Community designers seek to match project designs with community needs. For example, a design center associated with the University of Massachusetts worked with Holyoke residents to develop a park that included patterned pavement and other features appropriate to their cultural background.

"Many of the residents of the vicinity of the park were from Puerto Rico, and they had a different experience of the physical way parks were set out and the materials they felt comfortable with," says Ms. Dorgan.

Communities outside the large urban areas are also enlisting community-design principles in planning their communities. An offshoot of the Harvard symposium was a recent workshop for community development corporations (CDCs) in Vermont. The Role of Design in High-Quality Affordable Housing workshop was given by Ms. Dorgan and Deane Evans, director of research for the New Jersey Institute of Technology's architectural program and a developer of the Affordable Housing Design Advisor (www.designadvisor.org). The Design Advisor is a Web site developed in cooperation with the Bank and other organizations to provide information on affordable-housing design.
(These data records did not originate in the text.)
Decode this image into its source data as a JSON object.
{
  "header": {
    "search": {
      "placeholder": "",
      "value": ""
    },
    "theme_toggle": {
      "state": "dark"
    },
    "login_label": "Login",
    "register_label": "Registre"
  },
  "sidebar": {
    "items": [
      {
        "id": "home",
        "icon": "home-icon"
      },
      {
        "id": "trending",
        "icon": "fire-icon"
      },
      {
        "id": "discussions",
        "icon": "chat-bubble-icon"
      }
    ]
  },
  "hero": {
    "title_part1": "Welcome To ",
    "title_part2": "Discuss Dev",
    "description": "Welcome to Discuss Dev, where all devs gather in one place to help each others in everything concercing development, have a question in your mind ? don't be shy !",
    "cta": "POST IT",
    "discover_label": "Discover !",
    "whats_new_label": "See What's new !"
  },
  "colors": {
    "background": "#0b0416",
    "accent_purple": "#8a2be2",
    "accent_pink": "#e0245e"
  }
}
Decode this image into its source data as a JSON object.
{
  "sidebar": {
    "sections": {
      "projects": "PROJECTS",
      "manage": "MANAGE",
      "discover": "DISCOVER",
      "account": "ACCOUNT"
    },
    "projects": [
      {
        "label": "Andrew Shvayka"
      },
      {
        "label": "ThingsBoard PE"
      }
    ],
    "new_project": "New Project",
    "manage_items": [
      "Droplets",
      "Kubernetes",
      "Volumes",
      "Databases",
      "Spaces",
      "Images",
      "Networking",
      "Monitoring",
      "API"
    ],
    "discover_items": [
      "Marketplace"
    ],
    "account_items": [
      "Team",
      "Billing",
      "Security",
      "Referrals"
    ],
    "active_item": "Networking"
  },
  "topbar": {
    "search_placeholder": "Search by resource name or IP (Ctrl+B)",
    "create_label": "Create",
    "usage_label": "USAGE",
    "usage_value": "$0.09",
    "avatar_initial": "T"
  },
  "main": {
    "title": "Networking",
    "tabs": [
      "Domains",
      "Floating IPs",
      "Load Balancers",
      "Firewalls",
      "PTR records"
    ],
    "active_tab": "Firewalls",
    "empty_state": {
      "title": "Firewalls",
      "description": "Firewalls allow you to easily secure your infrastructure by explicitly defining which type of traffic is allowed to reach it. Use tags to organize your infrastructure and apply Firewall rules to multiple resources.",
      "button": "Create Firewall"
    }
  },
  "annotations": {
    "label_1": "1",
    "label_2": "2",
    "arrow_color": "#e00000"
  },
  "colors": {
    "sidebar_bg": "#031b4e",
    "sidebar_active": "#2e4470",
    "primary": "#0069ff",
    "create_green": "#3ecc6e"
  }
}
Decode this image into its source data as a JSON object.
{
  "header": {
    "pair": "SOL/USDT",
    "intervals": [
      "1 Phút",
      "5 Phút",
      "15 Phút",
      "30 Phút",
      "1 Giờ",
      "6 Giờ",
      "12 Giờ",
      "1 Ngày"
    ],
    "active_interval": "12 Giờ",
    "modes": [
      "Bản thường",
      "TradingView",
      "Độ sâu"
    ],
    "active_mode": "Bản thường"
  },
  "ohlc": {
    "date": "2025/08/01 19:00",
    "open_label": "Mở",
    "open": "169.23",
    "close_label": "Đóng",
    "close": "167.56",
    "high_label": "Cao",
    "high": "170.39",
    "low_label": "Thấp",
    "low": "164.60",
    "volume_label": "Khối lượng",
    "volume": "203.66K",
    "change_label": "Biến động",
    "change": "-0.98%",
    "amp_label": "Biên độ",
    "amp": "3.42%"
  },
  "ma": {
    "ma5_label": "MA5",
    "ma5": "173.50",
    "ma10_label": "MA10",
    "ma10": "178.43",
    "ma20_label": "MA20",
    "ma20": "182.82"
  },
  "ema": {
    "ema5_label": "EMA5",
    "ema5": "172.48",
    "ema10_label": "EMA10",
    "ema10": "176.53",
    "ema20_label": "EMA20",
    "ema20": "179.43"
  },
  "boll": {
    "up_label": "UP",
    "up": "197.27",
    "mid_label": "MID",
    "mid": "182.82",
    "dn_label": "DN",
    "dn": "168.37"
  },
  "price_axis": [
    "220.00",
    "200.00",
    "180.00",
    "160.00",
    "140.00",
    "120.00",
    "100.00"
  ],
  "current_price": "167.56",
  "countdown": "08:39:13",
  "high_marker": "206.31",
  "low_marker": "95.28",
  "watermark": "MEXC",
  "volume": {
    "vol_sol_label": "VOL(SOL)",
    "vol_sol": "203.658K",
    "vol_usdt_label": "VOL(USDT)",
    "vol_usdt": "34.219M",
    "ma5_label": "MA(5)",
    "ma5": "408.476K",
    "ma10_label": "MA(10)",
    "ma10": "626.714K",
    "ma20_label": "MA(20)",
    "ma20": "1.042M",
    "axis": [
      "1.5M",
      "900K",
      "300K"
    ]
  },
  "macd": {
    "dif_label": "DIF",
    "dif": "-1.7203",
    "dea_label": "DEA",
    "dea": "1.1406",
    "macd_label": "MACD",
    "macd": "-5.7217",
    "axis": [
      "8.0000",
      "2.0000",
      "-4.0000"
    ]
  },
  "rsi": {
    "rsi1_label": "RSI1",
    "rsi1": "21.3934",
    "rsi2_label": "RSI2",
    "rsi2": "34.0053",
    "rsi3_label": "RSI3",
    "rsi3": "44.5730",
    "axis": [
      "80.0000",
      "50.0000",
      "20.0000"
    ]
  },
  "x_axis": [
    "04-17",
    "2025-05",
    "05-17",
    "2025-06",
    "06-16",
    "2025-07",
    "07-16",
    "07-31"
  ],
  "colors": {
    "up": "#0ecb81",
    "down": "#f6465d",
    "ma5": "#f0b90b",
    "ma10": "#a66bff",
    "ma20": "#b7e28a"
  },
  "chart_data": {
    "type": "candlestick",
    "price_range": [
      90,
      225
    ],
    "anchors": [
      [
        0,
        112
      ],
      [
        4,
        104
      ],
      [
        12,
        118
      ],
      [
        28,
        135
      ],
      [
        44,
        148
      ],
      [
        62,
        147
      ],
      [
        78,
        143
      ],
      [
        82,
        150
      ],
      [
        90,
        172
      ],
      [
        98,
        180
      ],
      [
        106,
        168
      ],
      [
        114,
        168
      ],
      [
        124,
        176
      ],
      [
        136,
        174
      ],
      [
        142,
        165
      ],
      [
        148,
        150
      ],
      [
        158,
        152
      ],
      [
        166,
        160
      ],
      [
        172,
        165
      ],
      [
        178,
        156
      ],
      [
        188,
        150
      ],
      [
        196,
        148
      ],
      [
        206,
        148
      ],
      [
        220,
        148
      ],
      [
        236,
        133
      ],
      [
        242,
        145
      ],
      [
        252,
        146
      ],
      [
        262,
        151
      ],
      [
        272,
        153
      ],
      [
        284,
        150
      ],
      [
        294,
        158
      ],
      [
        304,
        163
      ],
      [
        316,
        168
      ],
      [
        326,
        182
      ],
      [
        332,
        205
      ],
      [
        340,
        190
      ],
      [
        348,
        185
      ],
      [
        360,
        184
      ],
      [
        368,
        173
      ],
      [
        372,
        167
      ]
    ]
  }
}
Workshop participants used the Design Advisor as a resource to explore examples of some of the nation's best affordable housing. They also explored strategies being used by affordable-housing developers in Vermont to respond to higher land and development costs.

"I really believe that good design helps lenders over the long term because it improves the quality of their investments," says Mr. Parish. "Well-built structures hold up better over time."

Community-design principles may also provide an antidote to NIMBYism (a community's "not in my backyard" response to proposed affordable developments). "People are more willing to accept affordable housing if it is well designed," notes Mr. Parish.

"Both the Vermont workshop and the symposium are part of a growing effort by practitioners, funders, and policymakers to improve the quality of planning and design in affordable housing," adds Ms. Dorgan. "There is a recognition that the lack of such efforts has led to the failure of some earlier investments."